The exercises that I’m doing since I’ve been on the pain management programme are working wonders. I am more flexible, more agile and stronger. I have tried hula hooping (that was hilarious, and very bad), I have competed in ‘standing on one leg’ competitions with 5 year olds, and I can even do the plank now for 25 seconds, which feels like a minor miracle. Slowly but surely I feel like I can do more, achieve more, and relax a bit. Mostly this feels wonderful.
The trouble is, that sometimes it means the crappy moments take you by surprise. I was at a little music group with my 2yo on Friday, and we had to do a song that was all about doing actions with a partner. One part of the song required us to lift our children and swing them round by their hands.

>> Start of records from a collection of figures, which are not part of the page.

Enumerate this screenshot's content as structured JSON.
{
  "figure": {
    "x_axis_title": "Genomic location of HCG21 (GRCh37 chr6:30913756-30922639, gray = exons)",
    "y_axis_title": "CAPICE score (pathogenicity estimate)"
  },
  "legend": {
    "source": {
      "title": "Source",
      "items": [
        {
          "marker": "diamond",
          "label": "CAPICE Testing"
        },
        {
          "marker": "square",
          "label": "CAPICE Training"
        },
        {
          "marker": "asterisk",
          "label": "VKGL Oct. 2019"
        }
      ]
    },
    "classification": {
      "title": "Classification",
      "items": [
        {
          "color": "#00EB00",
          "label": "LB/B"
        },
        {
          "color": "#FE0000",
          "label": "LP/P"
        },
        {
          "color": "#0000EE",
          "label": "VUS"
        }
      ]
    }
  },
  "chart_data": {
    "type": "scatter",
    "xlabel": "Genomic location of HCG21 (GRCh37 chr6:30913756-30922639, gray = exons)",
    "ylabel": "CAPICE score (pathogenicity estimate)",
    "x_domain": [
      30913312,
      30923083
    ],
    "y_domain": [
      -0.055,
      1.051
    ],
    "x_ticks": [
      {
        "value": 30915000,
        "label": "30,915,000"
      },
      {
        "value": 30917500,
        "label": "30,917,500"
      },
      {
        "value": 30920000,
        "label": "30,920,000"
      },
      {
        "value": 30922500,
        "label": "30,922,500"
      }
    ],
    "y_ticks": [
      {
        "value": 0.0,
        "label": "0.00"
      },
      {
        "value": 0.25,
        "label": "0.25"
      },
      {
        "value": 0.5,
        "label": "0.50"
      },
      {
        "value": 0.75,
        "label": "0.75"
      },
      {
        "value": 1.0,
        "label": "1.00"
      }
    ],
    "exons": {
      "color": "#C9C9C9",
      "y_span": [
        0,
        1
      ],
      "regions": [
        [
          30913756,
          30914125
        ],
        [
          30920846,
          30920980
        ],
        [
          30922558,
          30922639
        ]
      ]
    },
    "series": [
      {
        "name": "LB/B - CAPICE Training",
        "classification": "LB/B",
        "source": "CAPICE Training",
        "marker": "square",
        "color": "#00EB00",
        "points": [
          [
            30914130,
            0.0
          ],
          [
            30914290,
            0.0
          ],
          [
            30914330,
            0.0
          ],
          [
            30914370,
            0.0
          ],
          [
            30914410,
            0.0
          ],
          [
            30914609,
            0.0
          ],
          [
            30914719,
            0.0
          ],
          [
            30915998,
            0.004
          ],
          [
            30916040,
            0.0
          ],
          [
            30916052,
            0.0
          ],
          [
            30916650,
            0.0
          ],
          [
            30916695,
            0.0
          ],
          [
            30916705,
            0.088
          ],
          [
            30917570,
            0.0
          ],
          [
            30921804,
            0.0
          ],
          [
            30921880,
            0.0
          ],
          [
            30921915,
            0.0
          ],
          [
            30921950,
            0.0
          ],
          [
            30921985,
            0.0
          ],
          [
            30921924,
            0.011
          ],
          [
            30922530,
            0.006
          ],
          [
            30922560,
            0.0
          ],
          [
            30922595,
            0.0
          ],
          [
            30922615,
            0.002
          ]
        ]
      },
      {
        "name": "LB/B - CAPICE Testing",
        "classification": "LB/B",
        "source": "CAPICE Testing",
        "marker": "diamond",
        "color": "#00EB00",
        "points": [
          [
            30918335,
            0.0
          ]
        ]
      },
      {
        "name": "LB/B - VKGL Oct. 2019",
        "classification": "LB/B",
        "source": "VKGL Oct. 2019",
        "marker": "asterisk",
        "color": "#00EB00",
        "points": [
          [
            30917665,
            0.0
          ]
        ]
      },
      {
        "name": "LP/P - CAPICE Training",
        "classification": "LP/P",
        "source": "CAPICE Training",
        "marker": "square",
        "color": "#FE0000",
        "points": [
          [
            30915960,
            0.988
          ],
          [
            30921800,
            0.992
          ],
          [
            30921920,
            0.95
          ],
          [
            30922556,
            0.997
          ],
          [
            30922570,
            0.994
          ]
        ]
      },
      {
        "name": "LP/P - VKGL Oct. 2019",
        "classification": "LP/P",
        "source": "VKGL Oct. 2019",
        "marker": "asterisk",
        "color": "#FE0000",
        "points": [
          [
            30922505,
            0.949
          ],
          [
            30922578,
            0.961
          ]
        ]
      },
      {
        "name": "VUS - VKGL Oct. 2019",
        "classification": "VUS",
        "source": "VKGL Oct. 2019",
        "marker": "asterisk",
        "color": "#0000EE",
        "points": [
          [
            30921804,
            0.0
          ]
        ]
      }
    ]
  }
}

Every other mum, grandmum and child minder there did it effortlessly. I couldn’t do it. My 2yo watched all the other grown ups swing their kids and watched the kids squealing with glee. Obviously she demanded I do the same.
When I couldn’t, she lay down on the floor and sobbed.
I wanted to join her.
I have finished the pain management course. 8 days over 4 weeks of information, breaking patterns of behaviour, getting moving again, problem solving and personal goals.
At the end of week 2, I felt the course was quietly brilliant, rather than mind-blowing. I was fascinated by how our physiology, thought, emotion and behaviour was connected. I was encouraged by a return to physical exercise that was more demanding of me than walking a long way. I felt like I was on a month-long journey of hope.
Then it stumbled. It was too limited and didn’t push enough boundaries. Many of the problems being addressed were to do with poor communication with those people around you, which although interesting is not the issue I have. I felt disheartened. At the end of the course the psychologist asked me if I was OK.
OK is definitely not the word this time. I felt hopeful and deflated, I felt tedium, I felt limited, I felt furious, frustrated and a bit lost. I thought I would blog the whole experience, but it turns out I didn’t want to. The premise of the whole course is a depressing one: There is nothing more, medically speaking, that we can do for you. This pain is here to stay. Let’s help you manage that.
It is important not to leave people languishing when we are in pain and I have learned both useful and interesting thing on the course. Some of the things have already helped, but I don’t feel it gave me as many tools for coping as I had hoped. Now what?